Er ahnte nichts Böses, als er am 30. April zum Abteilungsleiter gerufen wurde. «Doch im Büro stürzten sich zwei Beamte auf mich, stellten mich an die Wand, legten mir Handschellen an und überführten mich in Sicherheitshaft ins Gefängnis nach Solothurn.» Dave B. (Namen aller Betroffenen der Redaktion bekannt) befand sich bis zu diesem Tag im Massnahmenzentrum für junge Erwachsene im zürcherischen Uitikon (MZU), weil er zahlreiche bewaffnete Raubüberfälle verübt hatte. Im MZU hatte der 24-Jährige eine Schreinerlehre begonnen und benahm sich so vorbildlich, dass er schon bald an jedem Wochenende nach Hause durfte - anderthalb Jahre lang, bis zum 30. April. Denn zu diesem Zeitpunkt lag der Zwischenbericht vor, den die Psychiater des MZU auf Wunsch der Vollzugsbehörde verfasst hatten und der Dave B. plötzlich als flucht- und gemeingefährlich einstufte.

Nun drohte ihm die lebenslange Verwahrung. Zwar wurde er nach Monaten der Ungewissheit in U-Haft «nur» zu knapp sechs Jahren Freiheitsentzug verurteilt. Das Urteil ist noch nicht rechtskräftig. Wenn es aber nach dem Willen der Staatsanwältin gegangen wäre, hätte man ihn auf unabsehbare Zeit in eine psychiatrische Anstalt weggesperrt. Denn psychiatrische Gutachten spielen heute eine zentrale Rolle, wenn es darum geht, Gefährlichkeit und Rückfallgefahr eines Täters zu beurteilen. Die Justiz übernimmt meist die Einschätzung des Forensikers, der so zum Richter in Weiss wird. Oberrichterin Marianne Heer hält das für problematisch: «Die Gefährlichkeitsprognose ist nicht nur eine psychiatrische Angelegenheit. Es handelt sich ebenso sehr um eine rechtliche Frage - die stark gesellschaftspolitisch geprägt ist.»

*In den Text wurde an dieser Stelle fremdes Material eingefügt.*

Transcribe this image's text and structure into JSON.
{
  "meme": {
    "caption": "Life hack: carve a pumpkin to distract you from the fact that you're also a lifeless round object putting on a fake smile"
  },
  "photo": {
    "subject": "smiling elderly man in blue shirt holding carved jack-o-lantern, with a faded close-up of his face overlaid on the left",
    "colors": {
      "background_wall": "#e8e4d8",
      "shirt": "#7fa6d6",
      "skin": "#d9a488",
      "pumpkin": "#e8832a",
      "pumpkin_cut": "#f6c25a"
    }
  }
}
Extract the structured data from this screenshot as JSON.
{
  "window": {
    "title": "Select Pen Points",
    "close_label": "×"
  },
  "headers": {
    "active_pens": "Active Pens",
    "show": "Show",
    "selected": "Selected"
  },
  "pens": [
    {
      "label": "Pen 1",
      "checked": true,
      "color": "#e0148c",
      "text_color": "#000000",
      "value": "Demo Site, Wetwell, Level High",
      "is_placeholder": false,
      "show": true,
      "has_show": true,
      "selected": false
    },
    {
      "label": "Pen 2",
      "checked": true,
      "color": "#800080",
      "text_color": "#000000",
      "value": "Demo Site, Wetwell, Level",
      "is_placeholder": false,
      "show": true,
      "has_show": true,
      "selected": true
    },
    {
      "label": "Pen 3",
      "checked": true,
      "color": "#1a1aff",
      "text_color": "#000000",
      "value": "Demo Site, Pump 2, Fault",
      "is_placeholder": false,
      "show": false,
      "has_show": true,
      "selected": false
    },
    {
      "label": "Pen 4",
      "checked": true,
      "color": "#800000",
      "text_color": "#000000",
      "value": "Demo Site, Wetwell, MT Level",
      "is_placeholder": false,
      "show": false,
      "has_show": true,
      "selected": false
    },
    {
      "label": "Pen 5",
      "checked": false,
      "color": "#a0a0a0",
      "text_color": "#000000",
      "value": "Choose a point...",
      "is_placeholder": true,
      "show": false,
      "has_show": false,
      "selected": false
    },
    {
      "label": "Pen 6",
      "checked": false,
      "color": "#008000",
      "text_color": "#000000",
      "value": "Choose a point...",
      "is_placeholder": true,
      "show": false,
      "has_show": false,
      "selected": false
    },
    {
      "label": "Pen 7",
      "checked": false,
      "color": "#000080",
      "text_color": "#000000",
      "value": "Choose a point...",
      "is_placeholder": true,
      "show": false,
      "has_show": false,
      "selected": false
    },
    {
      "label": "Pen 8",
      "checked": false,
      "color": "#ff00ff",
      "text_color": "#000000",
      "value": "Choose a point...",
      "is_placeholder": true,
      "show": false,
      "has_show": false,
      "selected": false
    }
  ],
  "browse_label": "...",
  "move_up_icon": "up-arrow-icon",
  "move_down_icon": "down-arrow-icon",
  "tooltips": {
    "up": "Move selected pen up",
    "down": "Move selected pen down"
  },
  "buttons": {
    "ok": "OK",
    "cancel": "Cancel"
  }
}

Eine heikle Machtverlagerung, zumal es beim Ausloten menschlicher Grenzbereiche oft auch bei den Psychiatern nur allzu menschlich zugeht, wie Rudolf I. erleben musste. Vor sechs Jahren befand er sich wegen Depressionen in Behandlung. Eines Tages versetzte ihn der Arzt mit intimen Fragen so in Rage, dass er ausrastete und den Psychiater leicht verletzte - was zu einer Anklage wegen «versuchter schwerer Körperverletzung» führte. Der bis dahin unbescholtene junge Mann wäre wohl mit einer bedingten Strafe davongekommen. Doch vor Gericht behauptete Rudolf I., er könne sich an nichts erinnern. Dieser Trick sei ihm eingefallen, «weil ich mal gehört hatte, dass man sicher nicht ins Gefängnis kommt, wenn man sich nicht mehr erinnern kann».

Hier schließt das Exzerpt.